Noodles and Co. is still a small chain with plenty of room to grow. The 330 plus chain saw roughly $300 million in sales in 2012 with $5 million in net profit. Most of the stores are company owned, as only 51 are franchised, though it does plan to open an additional 100 franchise operated stores. The company plans to expand to roughly 2,000 units over the next 15 years. The question is will it go the Chipotle route and operate these new stores, or will it franchise most of these stores and focus on building a strong franchise business.

I am not so sure how the newest offering Potbelly Sandwich Shop (PBPB), a sandwich chain out of Chicago, will fair in the long run. Though investors seem to be eager to jump in to its IPO, mostly due to the success of previous fast casual dining stocks, I do have my concerns once the hype dies down. Potbelly, a chain of 300 outlets in 18 states, and though high end, it is still a sandwich shop, and therefore the competition will be fierce. Potbelly will find itself competing in a crowded field that has seen numerous sandwich chains shrink in size, like Quizno's.

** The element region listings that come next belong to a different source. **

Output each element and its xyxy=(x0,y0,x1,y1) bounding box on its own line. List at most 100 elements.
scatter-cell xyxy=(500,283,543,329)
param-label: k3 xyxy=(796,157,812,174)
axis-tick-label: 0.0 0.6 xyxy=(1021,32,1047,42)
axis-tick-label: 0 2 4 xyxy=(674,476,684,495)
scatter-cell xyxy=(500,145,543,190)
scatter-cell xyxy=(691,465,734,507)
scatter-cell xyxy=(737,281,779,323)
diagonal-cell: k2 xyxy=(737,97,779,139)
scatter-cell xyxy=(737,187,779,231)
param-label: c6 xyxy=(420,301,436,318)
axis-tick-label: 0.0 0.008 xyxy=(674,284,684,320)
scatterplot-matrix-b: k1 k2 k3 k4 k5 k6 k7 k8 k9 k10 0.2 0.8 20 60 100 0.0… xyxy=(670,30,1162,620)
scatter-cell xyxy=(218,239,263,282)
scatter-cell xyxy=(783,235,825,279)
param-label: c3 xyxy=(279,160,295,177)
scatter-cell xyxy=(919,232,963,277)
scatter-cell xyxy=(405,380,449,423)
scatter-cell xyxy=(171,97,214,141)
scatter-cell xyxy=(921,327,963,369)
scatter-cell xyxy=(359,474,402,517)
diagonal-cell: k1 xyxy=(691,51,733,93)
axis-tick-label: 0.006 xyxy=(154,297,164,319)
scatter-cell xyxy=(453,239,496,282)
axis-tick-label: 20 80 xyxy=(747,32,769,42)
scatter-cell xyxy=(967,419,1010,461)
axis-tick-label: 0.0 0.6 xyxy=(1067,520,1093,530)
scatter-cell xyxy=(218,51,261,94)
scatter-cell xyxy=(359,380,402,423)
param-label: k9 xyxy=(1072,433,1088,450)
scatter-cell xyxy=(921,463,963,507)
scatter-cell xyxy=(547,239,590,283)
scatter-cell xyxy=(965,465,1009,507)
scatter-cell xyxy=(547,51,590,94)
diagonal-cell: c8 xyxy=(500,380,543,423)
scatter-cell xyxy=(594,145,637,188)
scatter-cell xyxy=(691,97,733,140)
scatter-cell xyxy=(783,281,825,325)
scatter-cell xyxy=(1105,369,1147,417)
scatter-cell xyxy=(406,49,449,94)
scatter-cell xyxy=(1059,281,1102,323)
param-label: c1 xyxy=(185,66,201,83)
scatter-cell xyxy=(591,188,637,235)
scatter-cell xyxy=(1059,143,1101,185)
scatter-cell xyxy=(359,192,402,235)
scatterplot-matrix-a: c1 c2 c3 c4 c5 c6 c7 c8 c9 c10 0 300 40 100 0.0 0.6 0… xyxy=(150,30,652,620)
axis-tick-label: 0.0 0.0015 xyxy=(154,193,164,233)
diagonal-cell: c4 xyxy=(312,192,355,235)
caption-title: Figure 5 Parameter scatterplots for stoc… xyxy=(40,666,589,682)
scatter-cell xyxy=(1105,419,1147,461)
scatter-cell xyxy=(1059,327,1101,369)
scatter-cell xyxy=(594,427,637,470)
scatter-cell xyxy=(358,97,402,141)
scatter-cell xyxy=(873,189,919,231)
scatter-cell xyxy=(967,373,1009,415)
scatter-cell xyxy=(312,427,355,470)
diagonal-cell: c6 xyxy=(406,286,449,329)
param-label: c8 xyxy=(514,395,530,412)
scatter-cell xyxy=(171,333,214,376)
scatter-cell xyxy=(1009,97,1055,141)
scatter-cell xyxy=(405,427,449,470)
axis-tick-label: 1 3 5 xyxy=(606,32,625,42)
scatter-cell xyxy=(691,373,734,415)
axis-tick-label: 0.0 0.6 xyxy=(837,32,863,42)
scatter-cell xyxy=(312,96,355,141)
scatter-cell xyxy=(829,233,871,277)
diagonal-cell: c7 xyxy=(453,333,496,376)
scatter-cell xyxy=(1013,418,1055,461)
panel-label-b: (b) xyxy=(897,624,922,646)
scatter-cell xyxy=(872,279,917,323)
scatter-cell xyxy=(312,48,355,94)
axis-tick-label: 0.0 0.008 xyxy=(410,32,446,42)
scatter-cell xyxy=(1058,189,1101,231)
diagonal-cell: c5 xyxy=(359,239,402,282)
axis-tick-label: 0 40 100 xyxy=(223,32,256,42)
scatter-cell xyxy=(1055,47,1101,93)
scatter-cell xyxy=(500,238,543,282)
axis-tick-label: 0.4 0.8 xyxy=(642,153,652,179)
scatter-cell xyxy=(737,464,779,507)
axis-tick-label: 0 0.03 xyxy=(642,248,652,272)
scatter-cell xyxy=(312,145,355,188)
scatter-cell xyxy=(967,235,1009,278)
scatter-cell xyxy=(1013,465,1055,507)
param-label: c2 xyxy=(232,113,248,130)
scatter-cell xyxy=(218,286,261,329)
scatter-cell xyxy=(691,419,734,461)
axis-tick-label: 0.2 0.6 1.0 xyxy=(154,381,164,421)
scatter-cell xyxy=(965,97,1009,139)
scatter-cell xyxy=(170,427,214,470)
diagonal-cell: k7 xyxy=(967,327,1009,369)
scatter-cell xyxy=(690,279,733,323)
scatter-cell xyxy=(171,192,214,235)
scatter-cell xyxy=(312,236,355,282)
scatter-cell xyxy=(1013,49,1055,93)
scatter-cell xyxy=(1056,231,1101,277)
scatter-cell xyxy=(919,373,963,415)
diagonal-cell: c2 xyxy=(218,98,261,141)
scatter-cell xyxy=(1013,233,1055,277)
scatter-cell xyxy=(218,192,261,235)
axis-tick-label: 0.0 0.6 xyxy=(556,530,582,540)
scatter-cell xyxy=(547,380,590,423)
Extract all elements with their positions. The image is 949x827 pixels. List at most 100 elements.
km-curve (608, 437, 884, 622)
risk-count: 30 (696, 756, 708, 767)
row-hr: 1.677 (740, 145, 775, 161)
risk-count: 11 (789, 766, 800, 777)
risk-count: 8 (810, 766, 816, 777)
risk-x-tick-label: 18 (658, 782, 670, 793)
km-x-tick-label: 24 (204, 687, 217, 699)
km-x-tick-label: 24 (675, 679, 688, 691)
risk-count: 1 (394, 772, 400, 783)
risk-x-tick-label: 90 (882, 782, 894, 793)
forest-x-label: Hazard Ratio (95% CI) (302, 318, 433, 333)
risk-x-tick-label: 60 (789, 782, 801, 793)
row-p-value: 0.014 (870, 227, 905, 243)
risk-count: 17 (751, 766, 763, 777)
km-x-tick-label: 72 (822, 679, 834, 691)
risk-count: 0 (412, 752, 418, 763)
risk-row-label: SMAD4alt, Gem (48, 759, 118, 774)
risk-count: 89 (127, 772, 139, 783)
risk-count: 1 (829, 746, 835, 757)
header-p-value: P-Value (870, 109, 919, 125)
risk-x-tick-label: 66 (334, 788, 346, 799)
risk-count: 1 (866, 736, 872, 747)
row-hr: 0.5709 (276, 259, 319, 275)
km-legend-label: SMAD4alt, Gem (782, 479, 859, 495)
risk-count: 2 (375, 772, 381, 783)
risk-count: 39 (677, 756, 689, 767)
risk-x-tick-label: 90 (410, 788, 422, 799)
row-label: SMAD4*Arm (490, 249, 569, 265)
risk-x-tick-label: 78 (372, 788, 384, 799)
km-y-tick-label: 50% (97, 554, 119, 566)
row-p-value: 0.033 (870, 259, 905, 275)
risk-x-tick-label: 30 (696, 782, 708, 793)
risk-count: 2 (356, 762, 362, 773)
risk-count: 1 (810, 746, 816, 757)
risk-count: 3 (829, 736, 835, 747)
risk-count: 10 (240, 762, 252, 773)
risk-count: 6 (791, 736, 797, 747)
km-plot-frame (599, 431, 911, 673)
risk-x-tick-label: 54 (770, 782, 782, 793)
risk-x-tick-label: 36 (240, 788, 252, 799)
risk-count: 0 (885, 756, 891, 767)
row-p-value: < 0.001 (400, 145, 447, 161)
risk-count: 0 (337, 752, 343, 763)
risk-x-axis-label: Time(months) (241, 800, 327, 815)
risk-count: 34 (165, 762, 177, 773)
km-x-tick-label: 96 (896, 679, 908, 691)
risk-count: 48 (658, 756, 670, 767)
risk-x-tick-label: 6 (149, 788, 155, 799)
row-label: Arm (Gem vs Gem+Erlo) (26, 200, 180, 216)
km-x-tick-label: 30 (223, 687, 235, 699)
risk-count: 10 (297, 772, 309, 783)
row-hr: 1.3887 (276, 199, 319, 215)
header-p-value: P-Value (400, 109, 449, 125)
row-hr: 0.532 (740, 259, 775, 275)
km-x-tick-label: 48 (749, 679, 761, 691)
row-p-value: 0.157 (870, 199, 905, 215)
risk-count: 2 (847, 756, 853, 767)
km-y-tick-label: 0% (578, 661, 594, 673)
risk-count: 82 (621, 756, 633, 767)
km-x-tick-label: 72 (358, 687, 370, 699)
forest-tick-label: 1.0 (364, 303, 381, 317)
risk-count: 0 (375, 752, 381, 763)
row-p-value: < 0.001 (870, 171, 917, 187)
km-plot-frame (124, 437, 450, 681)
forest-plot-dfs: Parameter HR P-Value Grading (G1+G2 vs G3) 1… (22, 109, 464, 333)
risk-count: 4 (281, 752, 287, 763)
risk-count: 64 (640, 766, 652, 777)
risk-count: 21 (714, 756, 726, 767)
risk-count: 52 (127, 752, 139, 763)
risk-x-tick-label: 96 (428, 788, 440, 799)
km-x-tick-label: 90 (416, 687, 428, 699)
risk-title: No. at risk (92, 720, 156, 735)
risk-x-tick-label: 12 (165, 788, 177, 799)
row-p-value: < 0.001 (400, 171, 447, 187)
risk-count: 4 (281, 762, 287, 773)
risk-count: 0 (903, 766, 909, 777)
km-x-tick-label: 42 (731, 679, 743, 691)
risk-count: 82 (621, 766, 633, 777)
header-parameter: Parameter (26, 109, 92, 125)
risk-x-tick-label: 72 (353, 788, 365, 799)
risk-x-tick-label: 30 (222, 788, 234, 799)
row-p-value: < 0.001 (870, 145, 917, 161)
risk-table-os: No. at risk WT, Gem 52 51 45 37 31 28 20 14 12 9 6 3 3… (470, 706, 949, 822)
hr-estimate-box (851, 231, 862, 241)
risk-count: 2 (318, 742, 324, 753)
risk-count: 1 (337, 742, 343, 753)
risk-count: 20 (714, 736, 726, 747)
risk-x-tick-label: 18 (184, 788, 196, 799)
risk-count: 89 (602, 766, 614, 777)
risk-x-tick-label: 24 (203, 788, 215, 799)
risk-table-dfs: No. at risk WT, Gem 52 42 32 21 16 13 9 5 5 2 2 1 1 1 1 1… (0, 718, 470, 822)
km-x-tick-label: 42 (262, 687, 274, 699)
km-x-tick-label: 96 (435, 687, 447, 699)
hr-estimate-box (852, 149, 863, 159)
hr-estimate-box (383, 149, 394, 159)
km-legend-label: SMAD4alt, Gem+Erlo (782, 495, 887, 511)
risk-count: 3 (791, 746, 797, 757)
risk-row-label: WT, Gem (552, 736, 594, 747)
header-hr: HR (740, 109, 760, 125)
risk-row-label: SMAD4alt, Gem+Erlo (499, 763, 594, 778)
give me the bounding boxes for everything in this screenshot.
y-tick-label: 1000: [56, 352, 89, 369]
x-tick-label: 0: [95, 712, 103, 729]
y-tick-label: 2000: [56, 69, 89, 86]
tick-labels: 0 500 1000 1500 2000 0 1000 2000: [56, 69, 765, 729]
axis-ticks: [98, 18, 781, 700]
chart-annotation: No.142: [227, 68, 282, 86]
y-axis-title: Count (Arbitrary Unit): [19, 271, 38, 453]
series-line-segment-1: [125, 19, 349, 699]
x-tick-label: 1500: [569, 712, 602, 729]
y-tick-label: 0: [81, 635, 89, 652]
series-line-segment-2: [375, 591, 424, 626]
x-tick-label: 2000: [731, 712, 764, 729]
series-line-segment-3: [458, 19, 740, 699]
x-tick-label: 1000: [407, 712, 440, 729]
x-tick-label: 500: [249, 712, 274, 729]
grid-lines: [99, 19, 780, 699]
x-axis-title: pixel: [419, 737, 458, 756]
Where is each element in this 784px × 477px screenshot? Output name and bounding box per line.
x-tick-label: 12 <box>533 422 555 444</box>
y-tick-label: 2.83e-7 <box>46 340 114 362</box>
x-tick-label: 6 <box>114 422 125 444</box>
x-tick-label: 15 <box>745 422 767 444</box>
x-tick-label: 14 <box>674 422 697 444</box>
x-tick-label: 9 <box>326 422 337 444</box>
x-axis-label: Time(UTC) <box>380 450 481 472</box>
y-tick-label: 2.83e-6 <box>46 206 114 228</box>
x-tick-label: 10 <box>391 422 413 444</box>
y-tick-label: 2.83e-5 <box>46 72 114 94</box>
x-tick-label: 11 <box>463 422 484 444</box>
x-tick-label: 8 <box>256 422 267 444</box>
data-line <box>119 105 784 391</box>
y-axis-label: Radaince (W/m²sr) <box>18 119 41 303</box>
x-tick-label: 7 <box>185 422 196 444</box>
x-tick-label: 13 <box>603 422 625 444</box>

Potbelly however has a number of things in its favor, its profits at the store level are over 20%, and net profit was over $24 million in 2012. It also has one of the most successful entrepreneurs of our time behind it in Starbucks (SBUX) CEO Howard Schultz who hold a 28% stake in the company through his venture-capital firm, Maveron.

What I don't like is that the expected $94 million from the IPO is being used to immediately pay out approximately $50 million in already declared cash dividends, along with working capital and general corporate purposes. As an investor I'd much rather see the money spent on opening new outlets to grow the company and its stock instead of giving it to early investors so they could feed at the potbelly trough. It will be interesting to see how much of a move the stock takes after the IPO. This stock, like Noodles and Company may shoot up and then come back down to a more reasonable entry price.

CONCLUSION

While I believe Panera, Noodles and Co., and even Potbelly have potential to grow and be good investments, I think Chipotle, even with its high PE ratio, is still the best of the fast casual companies. I like that the company is able to find a niche in a segment and convert it into a mainstream product. And even if ShopHouse proves not to be successful, the company hasn't over-invested in the concept, so it should not hurt the brand or the stock. Chipotle appears to have room to grow and should continue to be a long term winner for one's portfolio.